Why does quality control have such a small place at the statistical table? That’s a topic for another day. Right now I want to draw the connections between quality control and scientific inquiry.

Consider some thread or sub-subfield of science, for example the incumbency advantage (to take a political science example) or embodied cognition (to take a much-discussed example from psychology). Different research groups will publish papers in an area, and each paper is presented as some mix of hypothesis testing, inference, and discovery, with the mix among the three having to do with some combination of researchers’ tastes, journal publication policies, and conventions within the field.

The “replication crisis” (which has been severe with embodied cognition, not so much with incumbency advantage, in part because to replicate an election study you have to wait a few years until sufficient new data have accumulated) can be summarized as:

– Hypotheses that seemed soundly rejected in published papers cannot be rejected in new, preregistered and purportedly high-power studies;

– Inferences from different published papers appear to be inconsistent with each other, casting doubt on the entire enterprise;

– Seeming discoveries do not appear in new data, and different published discoveries can even contradict each other.

In a “quality control” framework, we’d think of different studies in a sub-subfield as having many sources of variation. One of the key principles of quality control is to avoid getting faked out by variation—to avoid naive rules such as reward the winner and discard the loser—and instead to analyze and then work to reduce uncontrollable variation.

Applying the ideas of quality control to threads of scientific research, the goal would be to get better measurement, and stronger links between measurement and theory—rather than to give prominence to surprising results and to chase noise. From a quality control perspective, our current system of scientific publication and publicity is perverse: it yields misleading claims, is inefficient, and it rewards sloppy work.

The “rewards sloppy work” thing is clear from a simple decision analysis. Suppose you do a study of some effect theta, and your study’s estimate will be centered around theta but with some variance. A good study will have low variance, of course. A bad study will have high variance. But what are the rewards? What gets published is not theta but the estimate. The higher the estimate (or, more generally, the more dramatic the finding), the higher the reward!
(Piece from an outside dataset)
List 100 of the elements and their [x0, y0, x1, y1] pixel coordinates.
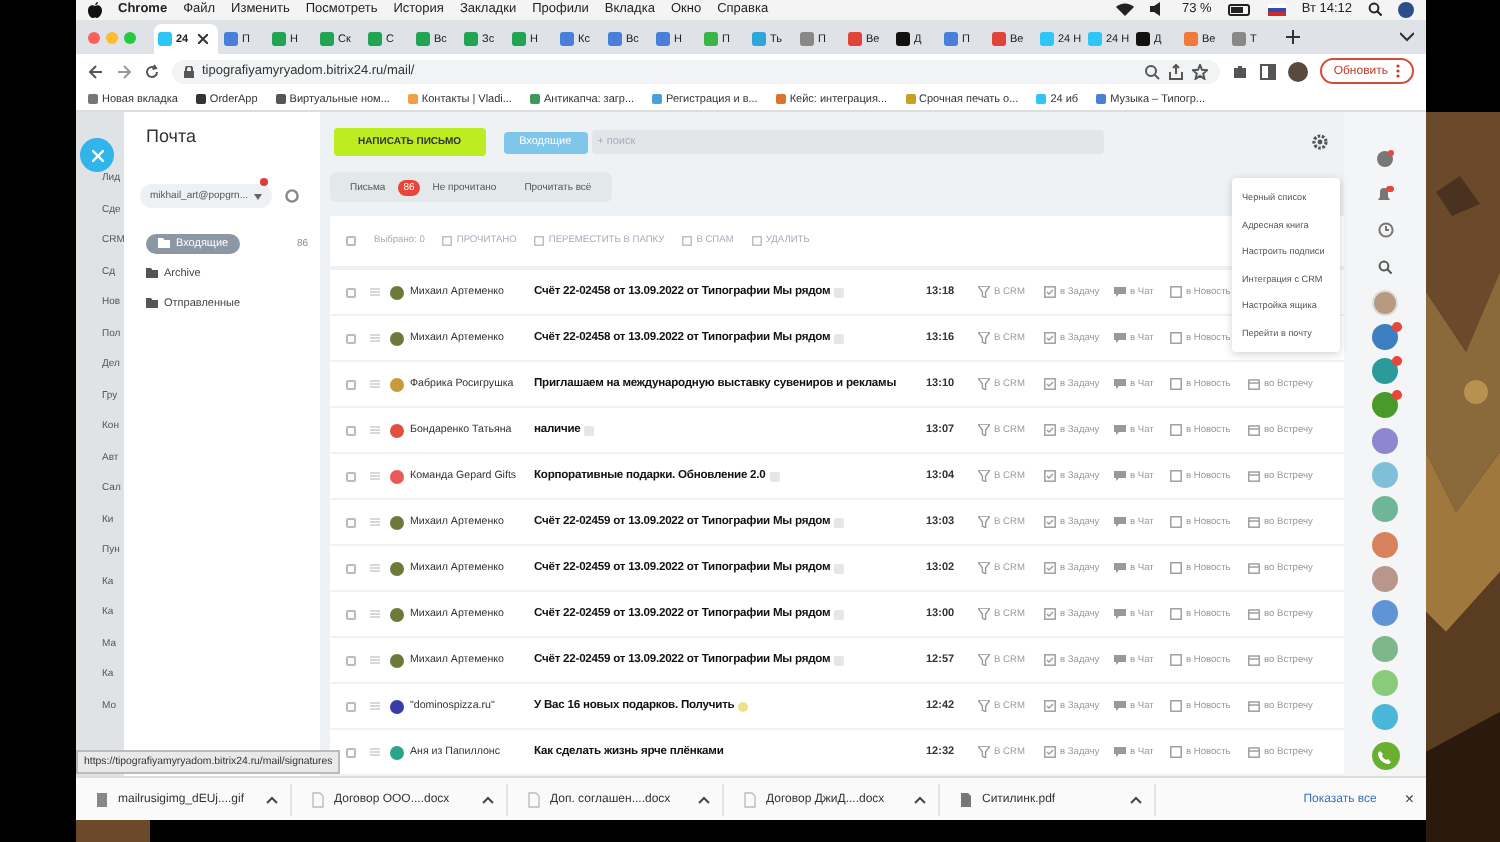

Of course if you have a noisy study with high variance, your theta estimate can also be low or even negative—but you don’t need to publish these results, instead you can look in your data for something else. The result is an incentive to have noise.

The above decision analysis is unrealistically crude—for one thing, your measurements can’t be obviously bad or your paper probably won’t get published, and you are required to present some token such as a p-value to demonstrate that your findings are stable. Unfortunately those tokens can be too cheap to be informative, so a lot of effort has to be taken to make research projects look scientific.

But all this is operating under the paradigms of hypothesis testing, inference, and discovery, which I’ve argued is not a good model for the scientific process.

Move now to quality control, where each paper is part of a process, and the existence of too much variation is a sign of trouble. In a quality-control framework, we’re not looking for so-called failed or successful replications; we’re looking at a sequence of published results—or, better still, a sequence of data—in context.

I was discussing some of this with Ron Kennett and he sent me two papers on quality control:

Joseph M. Juran, a Perspective on Past Contributions and Future Impact, by A. Blanton Godfrey and Ron Kenett

The Quality Trilogy: A Universal Approach to Managing for Quality, by Joseph Juran

I’ve not read these papers in detail but I suspect that a better understanding of these ideas could help us in all sorts of areas of statistics.